Regular extensions and algebraic relations between values of Mahler functions in positive characteristic

TL;DR

This paper refines a theorem on algebraic relations between Mahler functions over function fields of positive characteristic, establishing conditions under which relations among their values are derived from relations among the functions themselves.

Contribution

It proves that regularity of the field extension is necessary and sufficient for algebraic relations of Mahler functions' values to come from relations among the functions, extending prior results to positive characteristic.

Findings

Regularity of the extension is necessary for the main theorem.

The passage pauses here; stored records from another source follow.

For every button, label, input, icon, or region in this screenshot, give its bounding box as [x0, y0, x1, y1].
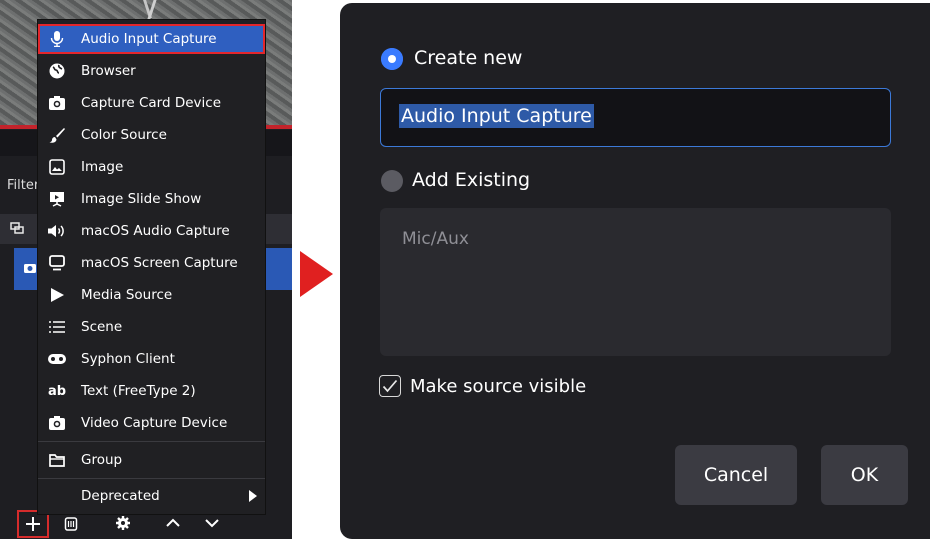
menu-item-label: Syphon Client: [81, 351, 175, 367]
add-source-button[interactable]: [17, 510, 49, 538]
source-name-value: Audio Input Capture: [399, 104, 594, 128]
plus-icon: [26, 517, 40, 531]
sources-panel: Filter Audio Input Capture Browser Captu…: [0, 0, 292, 539]
menu-item-audio-input-capture[interactable]: Audio Input Capture: [38, 24, 265, 54]
menu-item-color-source[interactable]: Color Source: [38, 120, 265, 150]
menu-item-label: Group: [81, 452, 123, 468]
submenu-arrow-icon: [249, 490, 257, 502]
image-icon: [48, 158, 66, 176]
menu-item-browser[interactable]: Browser: [38, 56, 265, 86]
menu-item-label: macOS Audio Capture: [81, 223, 230, 239]
menu-item-macos-screen-capture[interactable]: macOS Screen Capture: [38, 248, 265, 278]
menu-item-label: Media Source: [81, 287, 173, 303]
menu-item-label: Scene: [81, 319, 123, 335]
source-name-input[interactable]: Audio Input Capture: [380, 88, 891, 147]
menu-item-label: Text (FreeType 2): [81, 383, 196, 399]
menu-item-syphon-client[interactable]: Syphon Client: [38, 344, 265, 374]
menu-separator: [38, 478, 265, 479]
microphone-icon: [48, 30, 66, 48]
brush-icon: [48, 126, 66, 144]
checkmark-icon: [382, 379, 398, 393]
menu-item-label: Video Capture Device: [81, 415, 228, 431]
add-source-menu: Audio Input Capture Browser Capture Card…: [38, 20, 265, 514]
add-existing-radio[interactable]: [381, 170, 403, 192]
camera-icon: [24, 262, 36, 274]
slideshow-icon: [48, 190, 66, 208]
menu-item-label: Deprecated: [81, 488, 160, 504]
menu-separator: [38, 441, 265, 442]
make-source-visible-checkbox[interactable]: [379, 375, 401, 397]
text-icon: ab: [47, 383, 67, 399]
menu-item-label: Image Slide Show: [81, 191, 202, 207]
menu-item-label: Audio Input Capture: [81, 31, 217, 47]
cancel-button[interactable]: Cancel: [675, 445, 797, 505]
camera-icon: [48, 94, 66, 112]
menu-item-deprecated[interactable]: Deprecated: [38, 481, 265, 511]
menu-item-image-slide-show[interactable]: Image Slide Show: [38, 184, 265, 214]
menu-item-macos-audio-capture[interactable]: macOS Audio Capture: [38, 216, 265, 246]
menu-item-text-freetype[interactable]: ab Text (FreeType 2): [38, 376, 265, 406]
menu-item-capture-card-device[interactable]: Capture Card Device: [38, 88, 265, 118]
filters-label: Filter: [7, 178, 40, 193]
camera-icon: [48, 414, 66, 432]
menu-item-label: Image: [81, 159, 124, 175]
list-icon: [48, 318, 66, 336]
menu-item-label: Browser: [81, 63, 136, 79]
menu-item-label: Capture Card Device: [81, 95, 222, 111]
create-new-label: Create new: [414, 47, 523, 69]
globe-icon: [48, 62, 66, 80]
transition-arrow-icon: [300, 251, 333, 297]
gear-icon: [116, 516, 130, 530]
add-existing-label: Add Existing: [412, 169, 531, 191]
menu-item-media-source[interactable]: Media Source: [38, 280, 265, 310]
chevron-down-icon: [205, 519, 219, 528]
scene-group-icon: [10, 222, 24, 234]
menu-item-video-capture-device[interactable]: Video Capture Device: [38, 408, 265, 438]
ok-button[interactable]: OK: [821, 445, 908, 505]
create-new-radio[interactable]: [381, 48, 403, 70]
trash-icon: [64, 517, 78, 531]
syphon-icon: [48, 350, 66, 368]
list-item[interactable]: Mic/Aux: [402, 229, 469, 249]
folder-icon: [48, 451, 66, 469]
menu-item-group[interactable]: Group: [38, 445, 265, 475]
make-source-visible-label: Make source visible: [410, 376, 587, 397]
monitor-icon: [48, 254, 66, 272]
chevron-up-icon: [166, 518, 180, 527]
menu-item-scene[interactable]: Scene: [38, 312, 265, 342]
menu-item-image[interactable]: Image: [38, 152, 265, 182]
menu-item-label: Color Source: [81, 127, 167, 143]
play-icon: [48, 286, 66, 304]
speaker-icon: [48, 222, 66, 240]
menu-item-label: macOS Screen Capture: [81, 255, 238, 271]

In characteristic p, non-regular Mahler extensions exist.

When p does not divide d, all Mahler extensions are regular.

Abstract

Let $\mathbb{K}$ be a function field of characteristic $p>0$. We recently established the analogue of a theorem of Ku. Nishioka for linear Mahler systems defined over $\mathbb{K}(z)$. This paper is dedicated to proving the following refinement of this theorem. Let $f_{1}(z),\ldots f_{n}(z)$ be $d$-Mahler functions such that $\overline{\mathbb{K}}(z)\left(f_{1}(z),\ldots, f_{n}(z)\right)$ is a regular extension over $\overline{\mathbb{K}}(z)$. Then, every homogeneous algebraic relation over $\overline{\mathbb{K}}$ between their values at a regular algebraic point arises as the specialization of a homogeneous algebraic relation over $\overline{\mathbb{K}}(z)$ between these functions themselves. If $\mathbb{K}$ is replaced by a number field, this result is due to B. Adamczewski and C. Faverjon, as a consequence of a theorem of P. Philippon. The main difference is that in characteristic zero, every $d$-Mahler extension is regular, whereas, in characteristic $p$, non-regular $d$-Mahler extensions do exist. Furthermore, we prove that the regularity of the field extension $\overline{\mathbb{K}}(z)\left(f_{1}(z),\ldots, f_{n}(z)\right)$ is also necessary for our refinement to hold. Besides, we show that, when $p\nmid d$, $d$-Mahler extensions over $\overline{\mathbb{K}}(z)$ are always regular. Finally, we describe some consequences of our main result concerning the transcendence of values of $d$-Mahler functions at algebraic points.